For any \(\epsilon >0\), we have

$$\begin{aligned} |\psi \nabla u\cdot {\overline{u}}\nabla \psi |\le (\epsilon /2)|\psi \nabla u| ^2+ (1/(2\epsilon ))|u|^2|\nabla \psi |^2. \end{aligned}$$

The particular choice \(\epsilon =1/2\) yields

$$\begin{aligned} |\psi \nabla u\cdot {\overline{u}}\nabla \psi |\le (1/4)|\psi \nabla u| ^2+ |u|^2|\nabla \psi |^2. \end{aligned}$$

This inequality together with (4.8) give

$$\begin{aligned} \int _{\Omega _1} |\nabla u|^2dx\le \int _{\Omega _2} |\psi \nabla u|^2dx\le 2(M+\kappa ^2) \int _{\Omega _2} |u|^2dx. \end{aligned}$$

(ii) Let \(\Omega \Subset \Omega _1\Subset \Omega '\Subset \Omega _2\Subset {\mathcal {O}}\) be subdomains. Let \(\psi \in C_0^\infty (\Omega ')\) satisfying \(0\le \psi \le 1\), \(\psi =1\) in a neighborhood of \(\overline{\Omega _1}\). Then \(\psi u\) is the solution of the BVP

$$\begin{aligned} \left\{ \begin{array}{l@{\quad }l} -\Delta (\psi u)=-{\mathfrak {q}}\chi _\Omega u-2\nabla u\cdot \nabla \psi -\Delta \psi u \quad &{} \text{ in }\; \Omega ', \\ u=0 &{}\text{ on }\; \partial \Omega '. \end{array} \right. \end{aligned}$$

From \(H^2\) interior estimates (see for instance [21, Section 8.5]) \(u=\psi u\in H^2(\Omega _1 )\) and there exists a constant \(c_\Omega >0\) so that

$$\begin{aligned} \Vert u\Vert _{H^2(\Omega _1 )}\le c_\Omega \Vert q\chi _\Omega u+2\nabla u\cdot \nabla \psi +\Delta \psi u\Vert _{L^2(\Omega ')}. \end{aligned}$$

Hence

$$\begin{aligned} \Vert u\Vert _{H^2(\Omega _1 )}\le C(1+M)\Vert u\Vert _{H^1(\Omega ')}, \end{aligned}$$

where \(C=C(\Omega ,{\mathcal {O}} , \Omega _1,\Omega ')>0\) is a constant.

This inequality combined with (i) yields

$$\begin{aligned} \Vert u\Vert _{H^2(\Omega _1 )}\le C(1+M)\Vert u\Vert _{L^2(\Omega _2)}, \end{aligned}$$

where \(C=C(\Omega ,{\mathcal {O}}, \Omega _1,\Omega ',\Omega _2)>0\) is a constant.

Assume \(n>2\) and set \(r_0=(2n)/(n-2)\).

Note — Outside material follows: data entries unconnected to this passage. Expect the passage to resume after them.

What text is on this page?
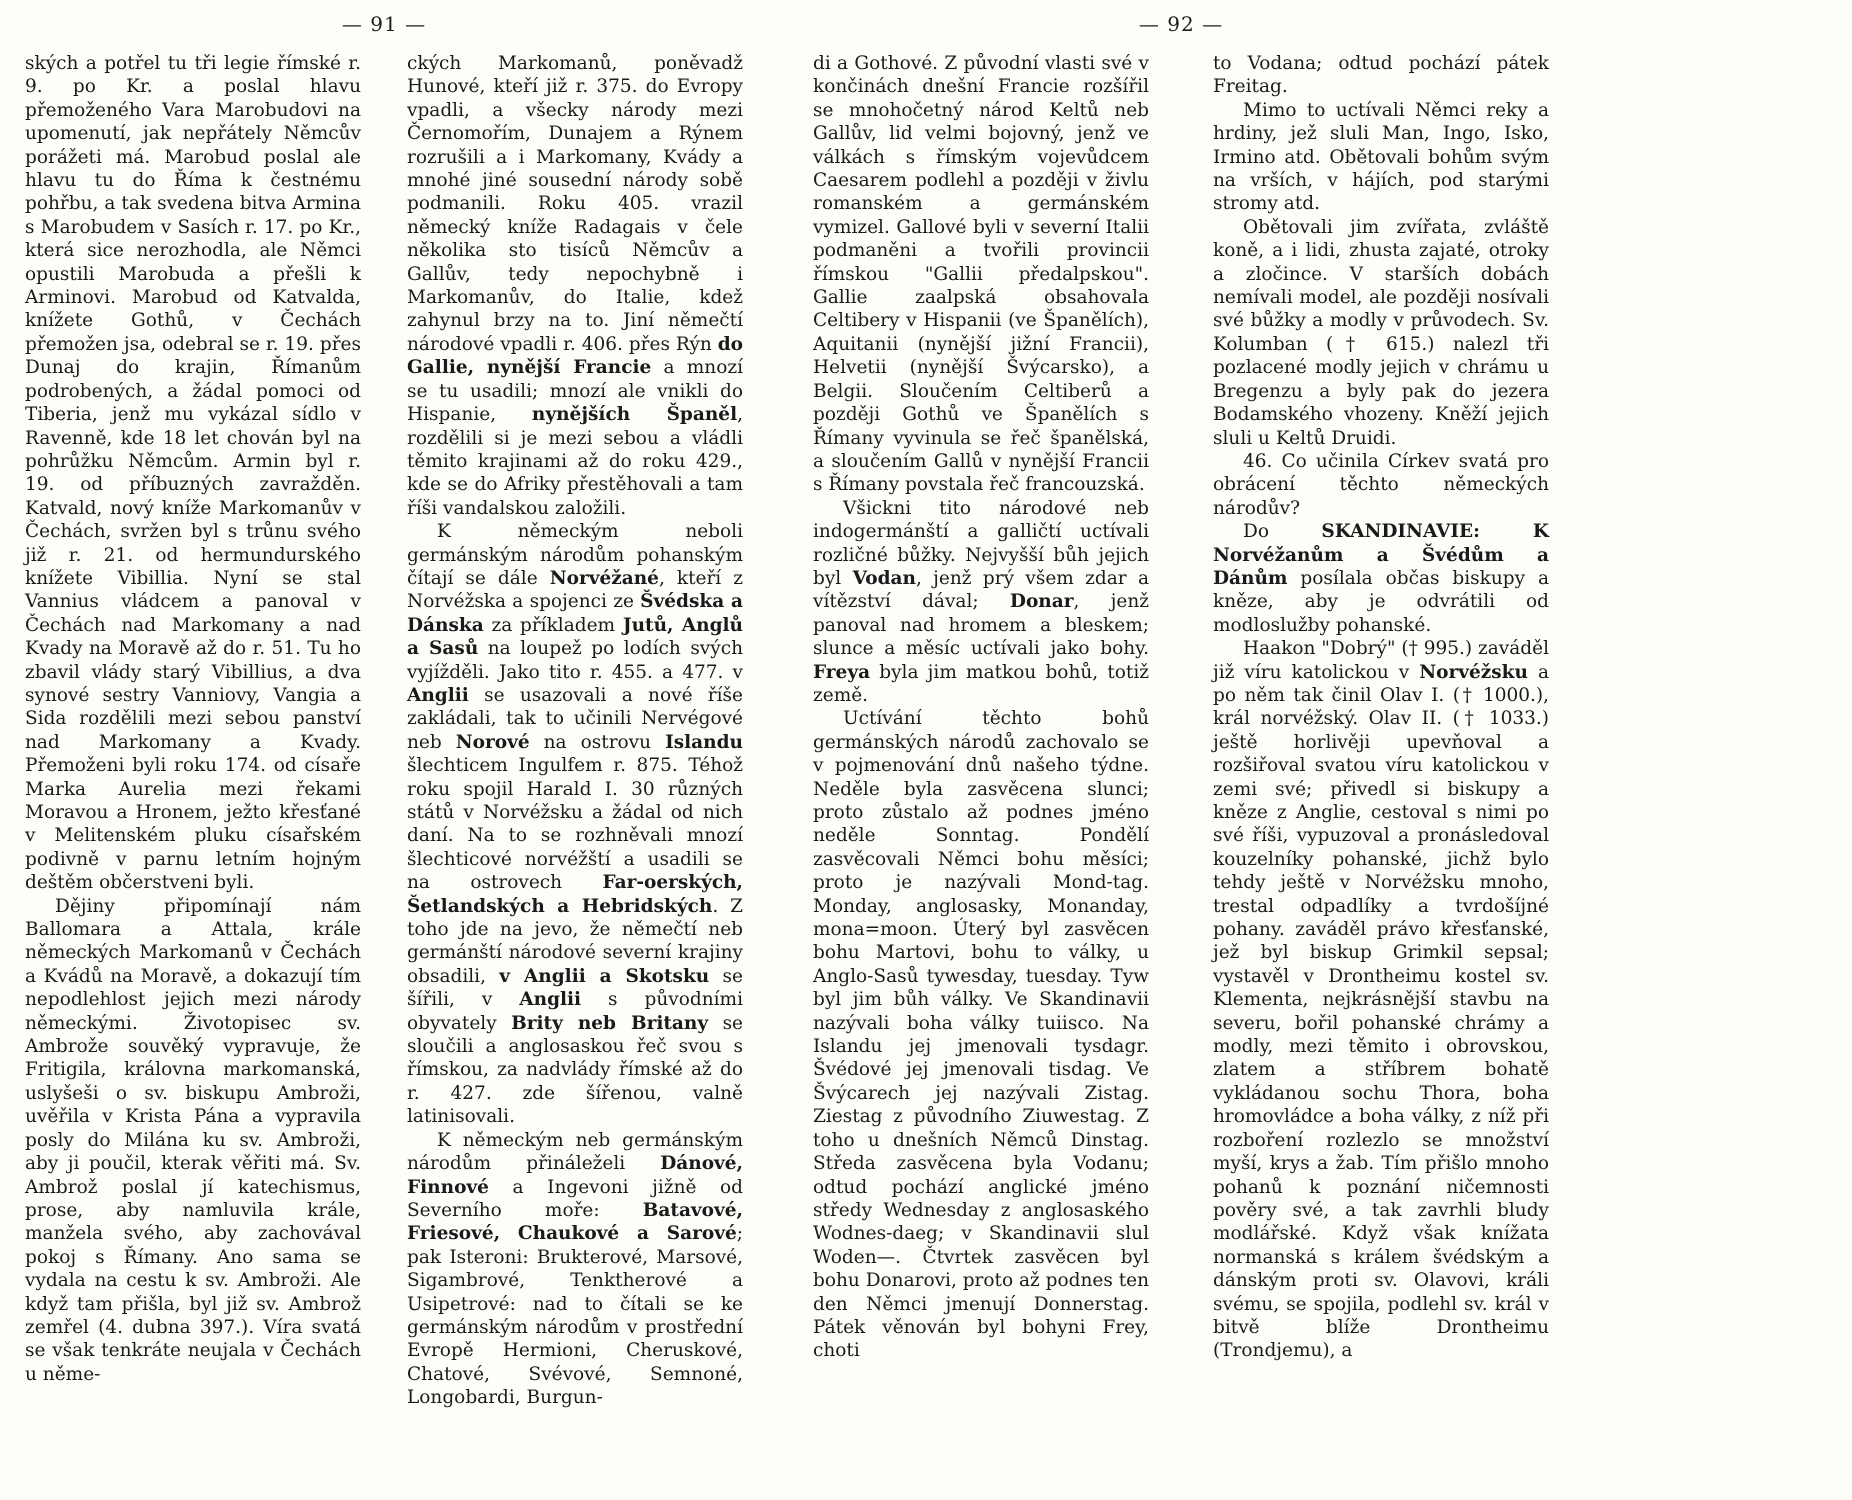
— 91 —

ských a potřel tu tři legie římské r. 9. po Kr. a poslal hlavu přemoženého Vara Marobudovi na upomenutí, jak nepřátely Němcův porážeti má. Marobud poslal ale hlavu tu do Říma k čestnému pohřbu, a tak svedena bitva Armina s Marobudem v Sasích r. 17. po Kr., která sice nerozhodla, ale Němci opustili Marobuda a přešli k Arminovi. Marobud od Katvalda, knížete Gothů, v Čechách přemožen jsa, odebral se r. 19. přes Dunaj do krajin, Římanům podrobených, a žádal pomoci od Tiberia, jenž mu vykázal sídlo v Ravenně, kde 18 let chován byl na pohrůžku Němcům. Armin byl r. 19. od příbuzných zavražděn. Katvald, nový kníže Markomanův v Čechách, svržen byl s trůnu svého již r. 21. od hermundurského knížete Vibillia. Nyní se stal Vannius vládcem a panoval v Čechách nad Markomany a nad Kvady na Moravě až do r. 51. Tu ho zbavil vlády starý Vibillius, a dva synové sestry Vanniovy, Vangia a Sida rozdělili mezi sebou panství nad Markomany a Kvady. Přemoženi byli roku 174. od císaře Marka Aurelia mezi řekami Moravou a Hronem, ježto křesťané v Melitenském pluku císařském podivně v parnu letním hojným deštěm občerstveni byli.

Dějiny připomínají nám Ballomara a Attala, krále německých Markomanů v Čechách a Kvádů na Moravě, a dokazují tím nepodlehlost jejich mezi národy německými. Životopisec sv. Ambrože souvěký vypravuje, že Fritigila, královna markomanská, uslyšeši o sv. biskupu Ambroži, uvěřila v Krista Pána a vypravila posly do Milána ku sv. Ambroži, aby ji poučil, kterak věřiti má. Sv. Ambrož poslal jí katechismus, prose, aby namluvila krále, manžela svého, aby zachovával pokoj s Římany. Ano sama se vydala na cestu k sv. Ambroži. Ale když tam přišla, byl již sv. Ambrož zemřel (4. dubna 397.). Víra svatá se však tenkráte neujala v Čechách u něme-

ckých Markomanů, poněvadž Hunové, kteří již r. 375. do Evropy vpadli, a všecky národy mezi Černomořím, Dunajem a Rýnem rozrušili a i Markomany, Kvády a mnohé jiné sousední národy sobě podmanili. Roku 405. vrazil německý kníže Radagais v čele několika sto tisíců Němcův a Gallův, tedy nepochybně i Markomanův, do Italie, kdež zahynul brzy na to. Jiní němečtí národové vpadli r. 406. přes Rýn do Gallie, nynější Francie a mnozí se tu usadili; mnozí ale vnikli do Hispanie, nynějších Španěl, rozdělili si je mezi sebou a vládli těmito krajinami až do roku 429., kde se do Afriky přestěhovali a tam říši vandalskou založili.

K německým neboli germánským národům pohanským čítají se dále Norvéžané, kteří z Norvéžska a spojenci ze Švédska a Dánska za příkladem Jutů, Anglů a Sasů na loupež po lodích svých vyjížděli. Jako tito r. 455. a 477. v Anglii se usazovali a nové říše zakládali, tak to učinili Nervégové neb Norové na ostrovu Islandu šlechticem Ingulfem r. 875. Téhož roku spojil Harald I. 30 různých států v Norvéžsku a žádal od nich daní. Na to se rozhněvali mnozí šlechticové norvéžští a usadili se na ostrovech Far-oerských, Šetlandských a Hebridských. Z toho jde na jevo, že němečtí neb germánští národové severní krajiny obsadili, v Anglii a Skotsku se šířili, v Anglii s původními obyvately Brity neb Britany se sloučili a anglosaskou řeč svou s římskou, za nadvlády římské až do r. 427. zde šířenou, valně latinisovali.

K německým neb germánským národům přináleželi Dánové, Finnové a Ingevoni jižně od Severního moře: Batavové, Friesové, Chaukové a Sarové; pak Isteroni: Brukterové, Marsové, Sigambrové, Tenktherové a Usipetrové: nad to čítali se ke germánským národům v prostřední Evropě Hermioni, Cheruskové, Chatové, Svévové, Semnoné, Longobardi, Burgun-

— 92 —

di a Gothové. Z původní vlasti své v končinách dnešní Francie rozšířil se mnohočetný národ Keltů neb Gallův, lid velmi bojovný, jenž ve válkách s římským vojevůdcem Caesarem podlehl a později v živlu romanském a germánském vymizel. Gallové byli v severní Italii podmaněni a tvořili provincii římskou "Gallii předalpskou". Gallie zaalpská obsahovala Celtibery v Hispanii (ve Španělích), Aquitanii (nynější jižní Francii), Helvetii (nynější Švýcarsko), a Belgii. Sloučením Celtiberů a později Gothů ve Španělích s Římany vyvinula se řeč španělská, a sloučením Gallů v nynější Francii s Římany povstala řeč francouzská.

Všickni tito národové neb indogermánští a galličtí uctívali rozličné bůžky. Nejvyšší bůh jejich byl Vodan, jenž prý všem zdar a vítězství dával; Donar, jenž panoval nad hromem a bleskem; slunce a měsíc uctívali jako bohy. Freya byla jim matkou bohů, totiž země.

Uctívání těchto bohů germánských národů zachovalo se v pojmenování dnů našeho týdne. Neděle byla zasvěcena slunci; proto zůstalo až podnes jméno neděle Sonntag. Pondělí zasvěcovali Němci bohu měsíci; proto je nazývali Mond-tag. Monday, anglosasky, Monanday, mona=moon. Úterý byl zasvěcen bohu Martovi, bohu to války, u Anglo-Sasů tywesday, tuesday. Tyw byl jim bůh války. Ve Skandinavii nazývali boha války tuiisco. Na Islandu jej jmenovali tysdagr. Švédové jej jmenovali tisdag. Ve Švýcarech jej nazývali Zistag. Ziestag z původního Ziuwestag. Z toho u dnešních Němců Dinstag. Středa zasvěcena byla Vodanu; odtud pochází anglické jméno středy Wednesday z anglosaského Wodnes-daeg; v Skandinavii slul Woden—. Čtvrtek zasvěcen byl bohu Donarovi, proto až podnes ten den Němci jmenují Donnerstag. Pátek věnován byl bohyni Frey, choti

to Vodana; odtud pochází pátek Freitag.

Mimo to uctívali Němci reky a hrdiny, jež sluli Man, Ingo, Isko, Irmino atd. Obětovali bohům svým na vrších, v hájích, pod starými stromy atd.

Obětovali jim zvířata, zvláště koně, a i lidi, zhusta zajaté, otroky a zločince. V starších dobách nemívali model, ale později nosívali své bůžky a modly v průvodech. Sv. Kolumban († 615.) nalezl tři pozlacené modly jejich v chrámu u Bregenzu a byly pak do jezera Bodamského vhozeny. Kněží jejich sluli u Keltů Druidi.

46. Co učinila Církev svatá pro obrácení těchto německých národův?

Do SKANDINAVIE: K Norvéžanům a Švédům a Dánům posílala občas biskupy a kněze, aby je odvrátili od modloslužby pohanské.

Haakon "Dobrý" († 995.) zaváděl již víru katolickou v Norvéžsku a po něm tak činil Olav I. († 1000.), král norvéžský. Olav II. († 1033.) ještě horlivěji upevňoval a rozšiřoval svatou víru katolickou v zemi své; přivedl si biskupy a kněze z Anglie, cestoval s nimi po své říši, vypuzoval a pronásledoval kouzelníky pohanské, jichž bylo tehdy ještě v Norvéžsku mnoho, trestal odpadlíky a tvrdošíjné pohany. zaváděl právo křesťanské, jež byl biskup Grimkil sepsal; vystavěl v Drontheimu kostel sv. Klementa, nejkrásnější stavbu na severu, bořil pohanské chrámy a modly, mezi těmito i obrovskou, zlatem a stříbrem bohatě vykládanou sochu Thora, boha hromovládce a boha války, z níž při rozboření rozlezlo se množství myší, krys a žab. Tím přišlo mnoho pohanů k poznání ničemnosti pověry své, a tak zavrhli bludy modlářské. Když však knížata normanská s králem švédským a dánským proti sv. Olavovi, králi svému, se spojila, podlehl sv. král v bitvě blíže Drontheimu (Trondjemu), a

As \(H^1(\Omega ')\) is continuously embedded in \(L^r(\Omega ')\) for \(r\in [1,r_0]\), we have

$$\begin{aligned} -{\mathfrak {q}}\chi _{\Omega }u-2\nabla u\cdot \nabla \psi -\Delta \psi u\in L^r(\Omega '), \end{aligned}$$

We then obtain by applying [7, Theorem 9.15, p. 241] that \(u\in W^{2,r}(\Omega )\). Furthermore, [7, Lemma 9.17, p. 242] gives

$$\begin{aligned} \Vert u\Vert _{W^{2,r}(\Omega _1)}&\le C\Vert {\mathfrak {q}}\chi _{\Omega }u+2\nabla u\cdot \nabla \psi +\Delta \psi u\Vert _{L^r(\Omega ')} \\&\le C(1+M)\Vert u\Vert _{H^2(\Omega ')} \\&\le C(1+M)^2\Vert u\Vert _{L^2(\Omega _2)}, \end{aligned}$$

where \(C=C(\Omega ,{\mathcal {O}}, \Omega _1,\Omega ',\Omega _2)>0\) is a constant.

If \(r_0<n\), we set \(r_1=(nr_0)/(n-r_0)\) and we repeat the preceding step where \(r_0\) is substituted by \(r_1\). We obtain that \(u\in W^{2,r}(\Omega _1)\) for \(r\in [1,r_1]\) and

$$\begin{aligned} \Vert u\Vert _{W^{2,r}(\Omega _1)}\le C(1+M)^2\Vert u\Vert _{L^2(\Omega _2)}. \end{aligned}$$

If \(r_0<n\) and \(r_1<n\), \(r_2\) given by \(r_2=(nr_1)/(n-r_1)\) satisfies

$$\begin{aligned} r_2=r_1+\frac{r_1^2}{n-r_1}\ge r_0+2\frac{r_0^2}{n-r_0}, \end{aligned}$$

where we used that the mapping \(t\in [0,n[\mapsto t^2/(n-t)\) is increasing. By induction in \(k\ge 1\), if \(r_j<n\) for \(0\le j\le k\) we set \(r_{k+1}=(nr_k)/(n-r_k)\). In that case we have

$$\begin{aligned} r_{k+1}\ge r_0+(k+1)\frac{r_0^2}{n-r_0}. \end{aligned}$$

Since the right hand side of this inequality tends to \(\infty \) when k goes to \(\infty \), we find a non negative integer \(k_n\) so that \(r_j<n\) if \(0\le j\le k_n-1\) and \(r_{k_n}\ge n\).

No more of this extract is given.